Il fut blessé, et même un peu scandalisé.

— Tu crains de faire tort à Claude ?

Il sentit, plus qu’il ne vit, le regard de Josanne, ce regard d’inquiétude et de défi qu’il craignait.

— Faire tort à Claude, moi ?… J’ignore ce que j’éprouverais, si j’avais un autre enfant… De la joie, de la fierté, de la tendresse, assurément, mais cela ne modifierait pas mes sentiments pour Claude ?… Jamais, jamais…

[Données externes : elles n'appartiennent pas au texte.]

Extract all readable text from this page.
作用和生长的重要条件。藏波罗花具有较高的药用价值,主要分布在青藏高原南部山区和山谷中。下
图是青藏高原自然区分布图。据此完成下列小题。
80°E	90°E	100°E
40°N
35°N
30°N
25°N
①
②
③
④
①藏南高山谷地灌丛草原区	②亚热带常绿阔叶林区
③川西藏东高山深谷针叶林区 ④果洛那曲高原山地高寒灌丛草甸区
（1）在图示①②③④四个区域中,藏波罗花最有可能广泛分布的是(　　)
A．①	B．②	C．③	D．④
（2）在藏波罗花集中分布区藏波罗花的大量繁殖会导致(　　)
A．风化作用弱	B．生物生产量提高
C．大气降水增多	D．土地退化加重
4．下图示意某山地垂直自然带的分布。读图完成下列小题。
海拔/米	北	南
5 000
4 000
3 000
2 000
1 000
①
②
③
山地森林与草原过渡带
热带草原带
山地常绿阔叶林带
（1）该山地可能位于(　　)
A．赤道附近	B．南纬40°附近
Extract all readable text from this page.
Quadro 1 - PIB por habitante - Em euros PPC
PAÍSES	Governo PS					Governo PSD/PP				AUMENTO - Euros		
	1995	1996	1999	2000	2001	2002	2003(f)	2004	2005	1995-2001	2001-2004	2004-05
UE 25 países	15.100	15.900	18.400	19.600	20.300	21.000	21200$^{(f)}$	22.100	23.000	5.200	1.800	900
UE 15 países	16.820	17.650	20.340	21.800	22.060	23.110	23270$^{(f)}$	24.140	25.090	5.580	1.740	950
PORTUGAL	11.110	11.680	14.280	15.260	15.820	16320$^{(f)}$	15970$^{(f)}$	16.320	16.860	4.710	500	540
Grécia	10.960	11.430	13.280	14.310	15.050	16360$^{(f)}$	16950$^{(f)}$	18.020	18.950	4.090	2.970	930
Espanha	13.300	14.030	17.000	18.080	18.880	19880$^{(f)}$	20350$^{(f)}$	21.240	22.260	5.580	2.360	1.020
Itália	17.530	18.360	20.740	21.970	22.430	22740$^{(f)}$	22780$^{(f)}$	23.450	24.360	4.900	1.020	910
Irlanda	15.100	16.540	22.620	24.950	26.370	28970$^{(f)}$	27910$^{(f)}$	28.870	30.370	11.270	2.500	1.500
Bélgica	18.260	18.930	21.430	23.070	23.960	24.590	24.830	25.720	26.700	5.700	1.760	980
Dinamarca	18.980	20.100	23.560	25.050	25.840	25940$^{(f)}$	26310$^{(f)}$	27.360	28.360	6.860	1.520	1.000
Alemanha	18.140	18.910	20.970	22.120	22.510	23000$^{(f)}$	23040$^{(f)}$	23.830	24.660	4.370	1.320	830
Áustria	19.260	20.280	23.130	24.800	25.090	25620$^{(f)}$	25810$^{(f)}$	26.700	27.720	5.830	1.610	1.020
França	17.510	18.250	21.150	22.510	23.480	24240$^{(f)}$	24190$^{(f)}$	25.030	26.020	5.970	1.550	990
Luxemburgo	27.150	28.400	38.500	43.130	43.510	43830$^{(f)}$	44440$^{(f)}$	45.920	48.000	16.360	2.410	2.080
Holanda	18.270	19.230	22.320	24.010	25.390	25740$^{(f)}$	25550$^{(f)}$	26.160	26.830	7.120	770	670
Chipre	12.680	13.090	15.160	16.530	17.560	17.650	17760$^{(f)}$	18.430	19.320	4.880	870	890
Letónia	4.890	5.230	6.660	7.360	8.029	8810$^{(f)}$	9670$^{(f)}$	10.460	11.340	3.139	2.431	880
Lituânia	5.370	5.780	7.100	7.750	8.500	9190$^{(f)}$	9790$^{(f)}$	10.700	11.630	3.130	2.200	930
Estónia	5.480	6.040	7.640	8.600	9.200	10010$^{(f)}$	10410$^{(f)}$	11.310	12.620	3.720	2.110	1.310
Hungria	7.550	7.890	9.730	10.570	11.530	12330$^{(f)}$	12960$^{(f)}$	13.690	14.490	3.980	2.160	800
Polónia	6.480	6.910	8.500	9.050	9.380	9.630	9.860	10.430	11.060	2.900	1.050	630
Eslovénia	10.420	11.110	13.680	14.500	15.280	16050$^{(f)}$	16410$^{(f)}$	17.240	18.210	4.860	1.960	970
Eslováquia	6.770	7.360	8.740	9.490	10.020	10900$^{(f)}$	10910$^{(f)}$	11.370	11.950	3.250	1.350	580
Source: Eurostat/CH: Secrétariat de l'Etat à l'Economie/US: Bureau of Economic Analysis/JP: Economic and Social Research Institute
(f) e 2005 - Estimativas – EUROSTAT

Il avait espéré une autre réponse.

— Et puis, continua Josanne, cela dépendrait beaucoup de toi.

— De moi !

— Il y a en moi un instinct de compensation… Or tu ne peux pas aimer Claude, tu ne peux pas l’adopter, dans ton cœur, comme certains maris adoptent l’enfant de leur femme… Je sens, au fond de toi, une rancune qui persiste contre ce pauvre petit… Oh ! je ne te reproche rien !… Tu as un réel désir d’être bon et généreux, et tu n’es pas responsable d’une… antipathie.

— Antipathie !… Le mot est trop fort !

— Soit !… Il dépasse ma pensée… Disons… un sentiment pénible… C’est naturel !… Mais Claude non plus n’est pas responsable du mal qu’il te fait par sa présence, par son existence…

Elle murmura, d’une voix plus basse et voilée :

— C’est à cause de lui, surtout, que je ne peux pas t’épouser, maintenant…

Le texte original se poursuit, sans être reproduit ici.